Most of the highway traffic cruises by the Whistle Stop Trade Days in Clarendon with just a passing glance, but more than a few are prompted to stop because of a peculiar pickup in the parking lot. It's been modified to look like the Tow Mater character from the Pixar movie "Cars".
They’ll pause for a picture, and if they go in to the Whistle Stop, they might meet Roger Finch, who owns it, and put it there.
“My grandson thought that looked like the real Tow Mater, so I started driving it in parades and now we keep it here,” Roger said.
Roger has spent the past four years helping the owners at the trading post, but on this particular Sunday morning, his focus is on ringing the bells for the Salvation Army.
“The colonel who founded the organization to start with, his one word about it, is ‘others’. And that’s what I think is the most important, what you do for others,” Finch said.
He’s done this before, but this year, there’s a new sense of urgency. Roger has bone cancer. It’s in both hips, his ribs, and his kidney. A recent scan showed the spread is accelerating.
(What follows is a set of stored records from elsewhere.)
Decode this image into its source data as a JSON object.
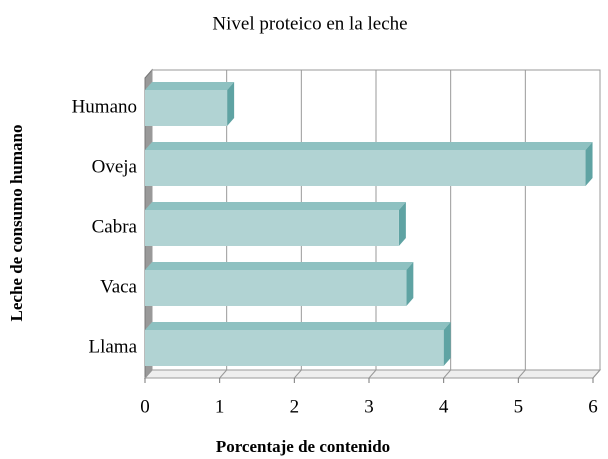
{
  "chart_data": {
    "type": "bar3d_horizontal",
    "title": "Nivel proteico en la leche",
    "x_label": "Porcentaje de contenido",
    "y_label": "Leche de consumo humano",
    "categories": [
      "Humano",
      "Oveja",
      "Cabra",
      "Vaca",
      "Llama"
    ],
    "values": [
      1.1,
      5.9,
      3.4,
      3.5,
      4.0
    ],
    "color": "#b1d3d3",
    "xlim": [
      0,
      6
    ],
    "xticks": [
      0,
      1,
      2,
      3,
      4,
      5,
      6
    ],
    "grid": true
  }
}
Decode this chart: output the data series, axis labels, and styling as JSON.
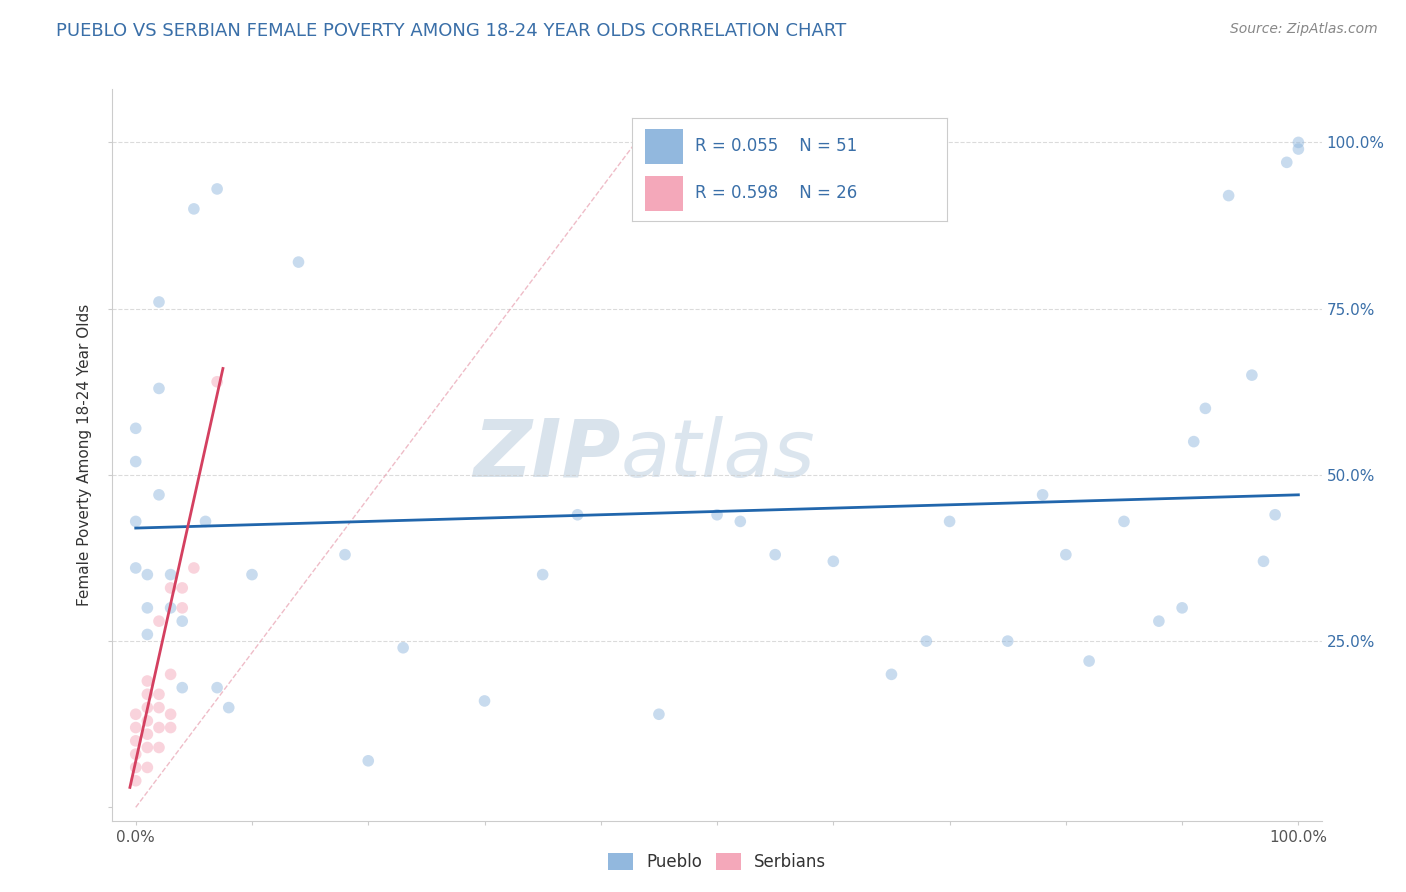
{
  "title": "PUEBLO VS SERBIAN FEMALE POVERTY AMONG 18-24 YEAR OLDS CORRELATION CHART",
  "source": "Source: ZipAtlas.com",
  "ylabel": "Female Poverty Among 18-24 Year Olds",
  "xlim": [
    -0.02,
    1.02
  ],
  "ylim": [
    -0.02,
    1.08
  ],
  "xtick_positions": [
    0.0,
    0.1,
    0.2,
    0.3,
    0.4,
    0.5,
    0.6,
    0.7,
    0.8,
    0.9,
    1.0
  ],
  "xtick_labels": [
    "0.0%",
    "",
    "",
    "",
    "",
    "",
    "",
    "",
    "",
    "",
    "100.0%"
  ],
  "ytick_positions": [
    0.0,
    0.25,
    0.5,
    0.75,
    1.0
  ],
  "ytick_labels_right": [
    "",
    "25.0%",
    "50.0%",
    "75.0%",
    "100.0%"
  ],
  "legend_r1": "R = 0.055",
  "legend_n1": "N = 51",
  "legend_r2": "R = 0.598",
  "legend_n2": "N = 26",
  "watermark_zip": "ZIP",
  "watermark_atlas": "atlas",
  "pueblo_color": "#92B8DE",
  "serbian_color": "#F4A8BA",
  "pueblo_line_color": "#2166ac",
  "serbian_line_color": "#d44060",
  "diagonal_color": "#f4a0b0",
  "title_color": "#3a6fa8",
  "source_color": "#888888",
  "legend_text_color": "#3a6fa8",
  "legend_rn_color": "#3a6fa8",
  "pueblo_scatter_x": [
    0.05,
    0.07,
    0.02,
    0.02,
    0.0,
    0.0,
    0.0,
    0.0,
    0.01,
    0.01,
    0.01,
    0.02,
    0.03,
    0.03,
    0.04,
    0.04,
    0.06,
    0.07,
    0.1,
    0.14,
    0.08,
    0.18,
    0.23,
    0.3,
    0.35,
    0.38,
    0.45,
    0.52,
    0.55,
    0.6,
    0.65,
    0.7,
    0.75,
    0.8,
    0.85,
    0.9,
    0.91,
    0.92,
    0.94,
    0.96,
    0.97,
    0.98,
    0.99,
    1.0,
    1.0,
    0.88,
    0.68,
    0.78,
    0.82,
    0.5,
    0.2
  ],
  "pueblo_scatter_y": [
    0.9,
    0.93,
    0.76,
    0.63,
    0.57,
    0.52,
    0.43,
    0.36,
    0.35,
    0.3,
    0.26,
    0.47,
    0.35,
    0.3,
    0.28,
    0.18,
    0.43,
    0.18,
    0.35,
    0.82,
    0.15,
    0.38,
    0.24,
    0.16,
    0.35,
    0.44,
    0.14,
    0.43,
    0.38,
    0.37,
    0.2,
    0.43,
    0.25,
    0.38,
    0.43,
    0.3,
    0.55,
    0.6,
    0.92,
    0.65,
    0.37,
    0.44,
    0.97,
    1.0,
    0.99,
    0.28,
    0.25,
    0.47,
    0.22,
    0.44,
    0.07
  ],
  "serbian_scatter_x": [
    0.0,
    0.0,
    0.0,
    0.0,
    0.0,
    0.0,
    0.01,
    0.01,
    0.01,
    0.01,
    0.01,
    0.01,
    0.01,
    0.02,
    0.02,
    0.02,
    0.02,
    0.02,
    0.03,
    0.03,
    0.03,
    0.03,
    0.04,
    0.04,
    0.05,
    0.07
  ],
  "serbian_scatter_y": [
    0.04,
    0.06,
    0.08,
    0.1,
    0.12,
    0.14,
    0.06,
    0.09,
    0.11,
    0.13,
    0.15,
    0.17,
    0.19,
    0.09,
    0.12,
    0.15,
    0.17,
    0.28,
    0.12,
    0.14,
    0.2,
    0.33,
    0.3,
    0.33,
    0.36,
    0.64
  ],
  "pueblo_line_x": [
    0.0,
    1.0
  ],
  "pueblo_line_y": [
    0.42,
    0.47
  ],
  "serbian_line_x": [
    -0.005,
    0.075
  ],
  "serbian_line_y": [
    0.03,
    0.66
  ],
  "diagonal_line_x": [
    0.0,
    0.43
  ],
  "diagonal_line_y": [
    0.0,
    1.0
  ],
  "background_color": "#ffffff",
  "grid_color": "#cccccc",
  "marker_size": 70,
  "marker_alpha": 0.5
}
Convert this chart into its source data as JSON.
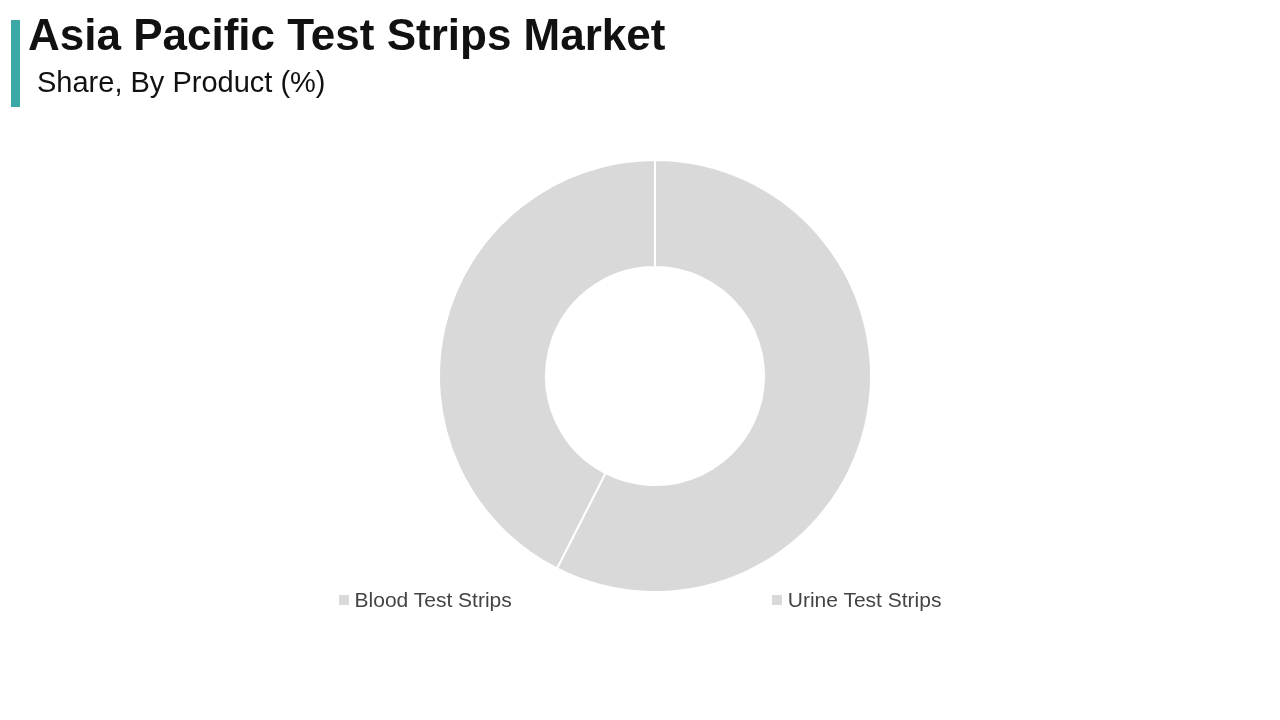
{
  "chart_data": {
    "type": "donut",
    "title": "Asia Pacific Test Strips Market",
    "subtitle": "Share, By Product (%)",
    "categories": [
      "Blood Test Strips",
      "Urine Test Strips"
    ],
    "values": [
      57.5,
      42.5
    ],
    "colors": [
      "#d9d9d9",
      "#d9d9d9"
    ],
    "legend": "bottom"
  }
}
“They said it was in my four lower vertebrae in my back, so all I know to do is leave it up to God and do what I can in the meantime, instead of worrying about me, just doing what I can to help others,” he said.
He said he was exhausted by the effort to make the trip from home to here, but still wanted to greet as many friends as he could this Christmas, giving his time and energy away, knowing how precious little he has left.
“It’s possible I could go, and it’s probably gonna be with happy tears.”
Roger said he’s already made arrangements with the owners of the Sandell Drive-in there in Clarendon for Tow Mater to join Miss Fritter and some other Cars characters after he dies, because of all the good things they do for children in that town.